Por pouco mais de um ano, trabalhei como aprendiz de camelô nas feiras de São Raimundo Nonato. Aos sábados, muito cedo, lá estávamos eu e o Paredão montando a nossa barraca na “Rodinha do Bitoso”, centro da cidade. O lucro era incerto, mas a diversão, garantida. A fauna não poderia ser mais variada: camponeses, camelôs, cantadores, pedintes e marreteiros de todas as versidades. De tão populares, alguns personagens pareciam fazer parte da paisagem. Sem o Melado, o Zé Pança, o Paizinho, a Santa Preta, o “Bode”, a feira não vingava. Cheiros, cores, sabores: um mundo em ebulição.
A feira era um misto de comércio, circo e escola, pelo menos para mim. Nunca me esqueci de uma transação que presenciei ao lado da minha barraca. Um jovem catingueiro chegou, olhou tudo e se engraçou de uns óculos escuros, óculos à Waldick Soriano. Experimentou, conferiu o resultado num espelhinho de bolso e perguntou o preço. “Cinco e noventa, freguês”. Conferiu os caraminguás e decidiu: “Vou levar”. O camelô, sem levantar a voz, declarou: “Cinco e noventa é só a armação, freguês”. O moço refluiu. Pensou um pouco, pôs os óculos sobre a banca, recontou o dinheirinho e perguntou: “E com as lentes? “. “Sete e noventa e cinco”, retrucou o vendedor. Nova investida, novo recuo: “Tá meio salgado, mas vou levar”. Mais uma estocada: “Por esse valor, o freguês leva a armação e uma lente...” Depois de muito chove não molha, o rapaz acabou pagando os dez cruzeiros, que era o preço do produto.
Neófito, não me contive: Por que você não cobrou logo os dez cruzeiros? Com ar professoral, o velho camelô foi incisivo: “Tá maluco, rapaz? Cifras redondas assustam”. E mais não disse. Muito tempo depois, me dei conta de que aquele cidadão era um gênio: semianalfabeto, perdido nos cafundós do sertão, sacou o que os capitalistas só descobririam muito mais tarde. Números inteiros assustam; fracionários confundem. Hoje, de automóvel a sabão em pó, tudo tem um nove no final. Uma coisa é pagar dez reais por um produto; outra bem diferente é comprá-lo por apenas nove e noventa e nove...
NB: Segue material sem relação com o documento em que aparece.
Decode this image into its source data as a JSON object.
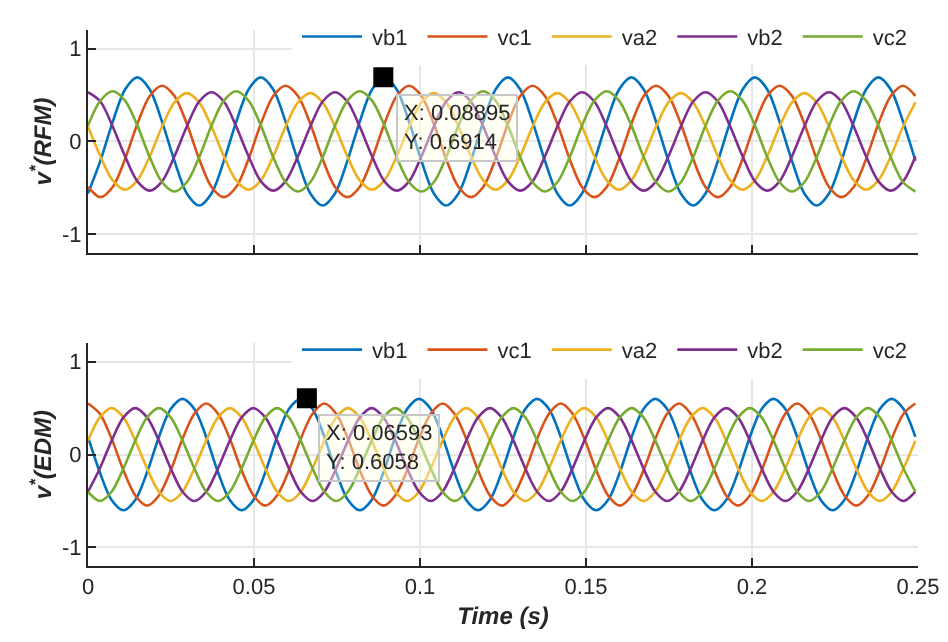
{
  "chart_data": [
    {
      "type": "line",
      "ylabel": "v$^{*}$(RFM)",
      "xlim": [
        0,
        0.25
      ],
      "xticks": [
        0,
        0.05,
        0.1,
        0.15,
        0.2,
        0.25
      ],
      "ylim": [
        -1.2,
        1.2
      ],
      "yticks": [
        -1,
        0,
        1
      ],
      "grid": true,
      "legend": "top right",
      "tick_labels": "y",
      "marker": "none",
      "line_style": "solid",
      "x": [
        0,
        0.00372,
        0.00744,
        0.01116,
        0.01488,
        0.0186,
        0.02232,
        0.02604,
        0.02976,
        0.03348,
        0.0372,
        0.04092,
        0.04464,
        0.04836,
        0.05208,
        0.0558,
        0.05952,
        0.06324,
        0.06696,
        0.07068,
        0.0744,
        0.07812,
        0.08184,
        0.08556,
        0.08928,
        0.093,
        0.09672,
        0.10044,
        0.10416,
        0.10788,
        0.1116,
        0.11532,
        0.11904,
        0.12276,
        0.12648,
        0.1302,
        0.13392,
        0.13764,
        0.14136,
        0.14508,
        0.1488,
        0.15252,
        0.15624,
        0.15996,
        0.16368,
        0.1674,
        0.17112,
        0.17484,
        0.17856,
        0.18228,
        0.186,
        0.18972,
        0.19344,
        0.19716,
        0.20088,
        0.2046,
        0.20832,
        0.21204,
        0.21576,
        0.21948,
        0.2232,
        0.22692,
        0.23064,
        0.23436,
        0.23808,
        0.2418,
        0.24552,
        0.24924
      ],
      "series": [
        {
          "name": "vb1",
          "color": "#0072bd",
          "values": [
            -0.56,
            -0.21,
            0.21,
            0.56,
            0.69,
            0.56,
            0.21,
            -0.21,
            -0.56,
            -0.69,
            -0.56,
            -0.21,
            0.21,
            0.56,
            0.69,
            0.56,
            0.21,
            -0.21,
            -0.56,
            -0.69,
            -0.56,
            -0.21,
            0.21,
            0.56,
            0.69,
            0.56,
            0.21,
            -0.21,
            -0.56,
            -0.69,
            -0.56,
            -0.21,
            0.21,
            0.56,
            0.69,
            0.56,
            0.21,
            -0.21,
            -0.56,
            -0.69,
            -0.56,
            -0.21,
            0.21,
            0.56,
            0.69,
            0.56,
            0.21,
            -0.21,
            -0.56,
            -0.69,
            -0.56,
            -0.21,
            0.21,
            0.56,
            0.69,
            0.56,
            0.21,
            -0.21,
            -0.56,
            -0.69,
            -0.56,
            -0.21,
            0.21,
            0.56,
            0.69,
            0.56,
            0.21,
            -0.21
          ]
        },
        {
          "name": "vc1",
          "color": "#d95319",
          "values": [
            -0.49,
            -0.6,
            -0.49,
            -0.19,
            0.19,
            0.49,
            0.6,
            0.49,
            0.19,
            -0.19,
            -0.49,
            -0.6,
            -0.49,
            -0.19,
            0.19,
            0.49,
            0.6,
            0.49,
            0.19,
            -0.19,
            -0.49,
            -0.6,
            -0.49,
            -0.19,
            0.19,
            0.49,
            0.6,
            0.49,
            0.19,
            -0.19,
            -0.49,
            -0.6,
            -0.49,
            -0.19,
            0.19,
            0.49,
            0.6,
            0.49,
            0.19,
            -0.19,
            -0.49,
            -0.6,
            -0.49,
            -0.19,
            0.19,
            0.49,
            0.6,
            0.49,
            0.19,
            -0.19,
            -0.49,
            -0.6,
            -0.49,
            -0.19,
            0.19,
            0.49,
            0.6,
            0.49,
            0.19,
            -0.19,
            -0.49,
            -0.6,
            -0.49,
            -0.19,
            0.19,
            0.49,
            0.6,
            0.49
          ]
        },
        {
          "name": "va2",
          "color": "#edb120",
          "values": [
            0.16,
            -0.16,
            -0.42,
            -0.52,
            -0.42,
            -0.16,
            0.16,
            0.42,
            0.52,
            0.42,
            0.16,
            -0.16,
            -0.42,
            -0.52,
            -0.42,
            -0.16,
            0.16,
            0.42,
            0.52,
            0.42,
            0.16,
            -0.16,
            -0.42,
            -0.52,
            -0.42,
            -0.16,
            0.16,
            0.42,
            0.52,
            0.42,
            0.16,
            -0.16,
            -0.42,
            -0.52,
            -0.42,
            -0.16,
            0.16,
            0.42,
            0.52,
            0.42,
            0.16,
            -0.16,
            -0.42,
            -0.52,
            -0.42,
            -0.16,
            0.16,
            0.42,
            0.52,
            0.42,
            0.16,
            -0.16,
            -0.42,
            -0.52,
            -0.42,
            -0.16,
            0.16,
            0.42,
            0.52,
            0.42,
            0.16,
            -0.16,
            -0.42,
            -0.52,
            -0.42,
            -0.16,
            0.16,
            0.42
          ]
        },
        {
          "name": "vb2",
          "color": "#7e2f8e",
          "values": [
            0.53,
            0.43,
            0.16,
            -0.16,
            -0.43,
            -0.53,
            -0.43,
            -0.16,
            0.16,
            0.43,
            0.53,
            0.43,
            0.16,
            -0.16,
            -0.43,
            -0.53,
            -0.43,
            -0.16,
            0.16,
            0.43,
            0.53,
            0.43,
            0.16,
            -0.16,
            -0.43,
            -0.53,
            -0.43,
            -0.16,
            0.16,
            0.43,
            0.53,
            0.43,
            0.16,
            -0.16,
            -0.43,
            -0.53,
            -0.43,
            -0.16,
            0.16,
            0.43,
            0.53,
            0.43,
            0.16,
            -0.16,
            -0.43,
            -0.53,
            -0.43,
            -0.16,
            0.16,
            0.43,
            0.53,
            0.43,
            0.16,
            -0.16,
            -0.43,
            -0.53,
            -0.43,
            -0.16,
            0.16,
            0.43,
            0.53,
            0.43,
            0.16,
            -0.16,
            -0.43,
            -0.53,
            -0.43,
            -0.16
          ]
        },
        {
          "name": "vc2",
          "color": "#77ac30",
          "values": [
            0.17,
            0.44,
            0.54,
            0.44,
            0.17,
            -0.17,
            -0.44,
            -0.54,
            -0.44,
            -0.17,
            0.17,
            0.44,
            0.54,
            0.44,
            0.17,
            -0.17,
            -0.44,
            -0.54,
            -0.44,
            -0.17,
            0.17,
            0.44,
            0.54,
            0.44,
            0.17,
            -0.17,
            -0.44,
            -0.54,
            -0.44,
            -0.17,
            0.17,
            0.44,
            0.54,
            0.44,
            0.17,
            -0.17,
            -0.44,
            -0.54,
            -0.44,
            -0.17,
            0.17,
            0.44,
            0.54,
            0.44,
            0.17,
            -0.17,
            -0.44,
            -0.54,
            -0.44,
            -0.17,
            0.17,
            0.44,
            0.54,
            0.44,
            0.17,
            -0.17,
            -0.44,
            -0.54,
            -0.44,
            -0.17,
            0.17,
            0.44,
            0.54,
            0.44,
            0.17,
            -0.17,
            -0.44,
            -0.54
          ]
        }
      ],
      "annotations": [
        {
          "text": "X: 0.08895\nY: 0.6914",
          "x": 0.08895,
          "y": 0.6914
        }
      ]
    },
    {
      "type": "line",
      "xlabel": "Time (s)",
      "ylabel": "v$^{*}$(EDM)",
      "xlim": [
        0,
        0.25
      ],
      "xticks": [
        0,
        0.05,
        0.1,
        0.15,
        0.2,
        0.25
      ],
      "ylim": [
        -1.2,
        1.2
      ],
      "yticks": [
        -1,
        0,
        1
      ],
      "grid": true,
      "legend": "top right",
      "marker": "none",
      "line_style": "solid",
      "x": [
        0,
        0.00356,
        0.00712,
        0.01068,
        0.01424,
        0.0178,
        0.02136,
        0.02492,
        0.02848,
        0.03204,
        0.0356,
        0.03916,
        0.04272,
        0.04628,
        0.04984,
        0.0534,
        0.05696,
        0.06052,
        0.06408,
        0.06764,
        0.0712,
        0.07476,
        0.07832,
        0.08188,
        0.08544,
        0.089,
        0.09256,
        0.09612,
        0.09968,
        0.10324,
        0.1068,
        0.11036,
        0.11392,
        0.11748,
        0.12104,
        0.1246,
        0.12816,
        0.13172,
        0.13528,
        0.13884,
        0.1424,
        0.14596,
        0.14952,
        0.15308,
        0.15664,
        0.1602,
        0.16376,
        0.16732,
        0.17088,
        0.17444,
        0.178,
        0.18156,
        0.18512,
        0.18868,
        0.19224,
        0.1958,
        0.19936,
        0.20292,
        0.20648,
        0.21004,
        0.2136,
        0.21716,
        0.22072,
        0.22428,
        0.22784,
        0.2314,
        0.23496,
        0.23852,
        0.24208,
        0.24564,
        0.2492
      ],
      "series": [
        {
          "name": "vb1",
          "color": "#0072bd",
          "values": [
            0.19,
            -0.19,
            -0.49,
            -0.6,
            -0.49,
            -0.19,
            0.19,
            0.49,
            0.6,
            0.49,
            0.19,
            -0.19,
            -0.49,
            -0.6,
            -0.49,
            -0.19,
            0.19,
            0.49,
            0.6,
            0.49,
            0.19,
            -0.19,
            -0.49,
            -0.6,
            -0.49,
            -0.19,
            0.19,
            0.49,
            0.6,
            0.49,
            0.19,
            -0.19,
            -0.49,
            -0.6,
            -0.49,
            -0.19,
            0.19,
            0.49,
            0.6,
            0.49,
            0.19,
            -0.19,
            -0.49,
            -0.6,
            -0.49,
            -0.19,
            0.19,
            0.49,
            0.6,
            0.49,
            0.19,
            -0.19,
            -0.49,
            -0.6,
            -0.49,
            -0.19,
            0.19,
            0.49,
            0.6,
            0.49,
            0.19,
            -0.19,
            -0.49,
            -0.6,
            -0.49,
            -0.19,
            0.19,
            0.49,
            0.6,
            0.49,
            0.19
          ]
        },
        {
          "name": "vc1",
          "color": "#d95319",
          "values": [
            0.55,
            0.44,
            0.17,
            -0.17,
            -0.44,
            -0.55,
            -0.44,
            -0.17,
            0.17,
            0.44,
            0.55,
            0.44,
            0.17,
            -0.17,
            -0.44,
            -0.55,
            -0.44,
            -0.17,
            0.17,
            0.44,
            0.55,
            0.44,
            0.17,
            -0.17,
            -0.44,
            -0.55,
            -0.44,
            -0.17,
            0.17,
            0.44,
            0.55,
            0.44,
            0.17,
            -0.17,
            -0.44,
            -0.55,
            -0.44,
            -0.17,
            0.17,
            0.44,
            0.55,
            0.44,
            0.17,
            -0.17,
            -0.44,
            -0.55,
            -0.44,
            -0.17,
            0.17,
            0.44,
            0.55,
            0.44,
            0.17,
            -0.17,
            -0.44,
            -0.55,
            -0.44,
            -0.17,
            0.17,
            0.44,
            0.55,
            0.44,
            0.17,
            -0.17,
            -0.44,
            -0.55,
            -0.44,
            -0.17,
            0.17,
            0.44,
            0.55
          ]
        },
        {
          "name": "va2",
          "color": "#edb120",
          "values": [
            0.15,
            0.4,
            0.5,
            0.4,
            0.15,
            -0.15,
            -0.4,
            -0.5,
            -0.4,
            -0.15,
            0.15,
            0.4,
            0.5,
            0.4,
            0.15,
            -0.15,
            -0.4,
            -0.5,
            -0.4,
            -0.15,
            0.15,
            0.4,
            0.5,
            0.4,
            0.15,
            -0.15,
            -0.4,
            -0.5,
            -0.4,
            -0.15,
            0.15,
            0.4,
            0.5,
            0.4,
            0.15,
            -0.15,
            -0.4,
            -0.5,
            -0.4,
            -0.15,
            0.15,
            0.4,
            0.5,
            0.4,
            0.15,
            -0.15,
            -0.4,
            -0.5,
            -0.4,
            -0.15,
            0.15,
            0.4,
            0.5,
            0.4,
            0.15,
            -0.15,
            -0.4,
            -0.5,
            -0.4,
            -0.15,
            0.15,
            0.4,
            0.5,
            0.4,
            0.15,
            -0.15,
            -0.4,
            -0.5,
            -0.4,
            -0.15,
            0.15
          ]
        },
        {
          "name": "vb2",
          "color": "#7e2f8e",
          "values": [
            -0.4,
            -0.15,
            0.15,
            0.4,
            0.5,
            0.4,
            0.15,
            -0.15,
            -0.4,
            -0.5,
            -0.4,
            -0.15,
            0.15,
            0.4,
            0.5,
            0.4,
            0.15,
            -0.15,
            -0.4,
            -0.5,
            -0.4,
            -0.15,
            0.15,
            0.4,
            0.5,
            0.4,
            0.15,
            -0.15,
            -0.4,
            -0.5,
            -0.4,
            -0.15,
            0.15,
            0.4,
            0.5,
            0.4,
            0.15,
            -0.15,
            -0.4,
            -0.5,
            -0.4,
            -0.15,
            0.15,
            0.4,
            0.5,
            0.4,
            0.15,
            -0.15,
            -0.4,
            -0.5,
            -0.4,
            -0.15,
            0.15,
            0.4,
            0.5,
            0.4,
            0.15,
            -0.15,
            -0.4,
            -0.5,
            -0.4,
            -0.15,
            0.15,
            0.4,
            0.5,
            0.4,
            0.15,
            -0.15,
            -0.4,
            -0.5,
            -0.4
          ]
        },
        {
          "name": "vc2",
          "color": "#77ac30",
          "values": [
            -0.4,
            -0.5,
            -0.4,
            -0.15,
            0.15,
            0.4,
            0.5,
            0.4,
            0.15,
            -0.15,
            -0.4,
            -0.5,
            -0.4,
            -0.15,
            0.15,
            0.4,
            0.5,
            0.4,
            0.15,
            -0.15,
            -0.4,
            -0.5,
            -0.4,
            -0.15,
            0.15,
            0.4,
            0.5,
            0.4,
            0.15,
            -0.15,
            -0.4,
            -0.5,
            -0.4,
            -0.15,
            0.15,
            0.4,
            0.5,
            0.4,
            0.15,
            -0.15,
            -0.4,
            -0.5,
            -0.4,
            -0.15,
            0.15,
            0.4,
            0.5,
            0.4,
            0.15,
            -0.15,
            -0.4,
            -0.5,
            -0.4,
            -0.15,
            0.15,
            0.4,
            0.5,
            0.4,
            0.15,
            -0.15,
            -0.4,
            -0.5,
            -0.4,
            -0.15,
            0.15,
            0.4,
            0.5,
            0.4,
            0.15,
            -0.15,
            -0.4
          ]
        }
      ],
      "annotations": [
        {
          "text": "X: 0.06593\nY: 0.6058",
          "x": 0.06593,
          "y": 0.6058
        }
      ]
    }
  ]
}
Por que me lembrei disso agora? Bem, na semana passada, resolvi comprar uma cafeteira naquele supermercado cuja construção engoliu um bosque inteiro na zona leste da cidade. Nunca disfarcei minha antipatia pelo empreendimento, mas a tal cafeteira estava “em promoção”: R$69,00. Olha o nove aí! Mesmo comprando à vista, pediram-me identidade, CPF, endereço, etc. Até aí, nada de extraordinário: “é tudo para maior segurança do cliente”. Na hora do pagamento, o caixa me estendeu um papel que julguei ser uma cópia da nota fiscal. Assinei sem olhar. A surpresa veio ao conferir o troco: em vez de R$69,00, paguei R$87,68. Resolvi pedir explicação. Candidamente, o moço do caixa me explicou: “A diferença se deve à Garantia Estendida Diferenciada, no valor de R$13,68”. Só então me dei conta de que assinara um daqueles famosos contratos de adesão com 1600 cláusulas. Eu poderia ter estrilado, armado o maior barraco e desfeito a compra, mas aí meus três leitores não teriam este arremedo de crônica. Como vocês podem ver, não passo de um aprendiz de camelô. Nada além.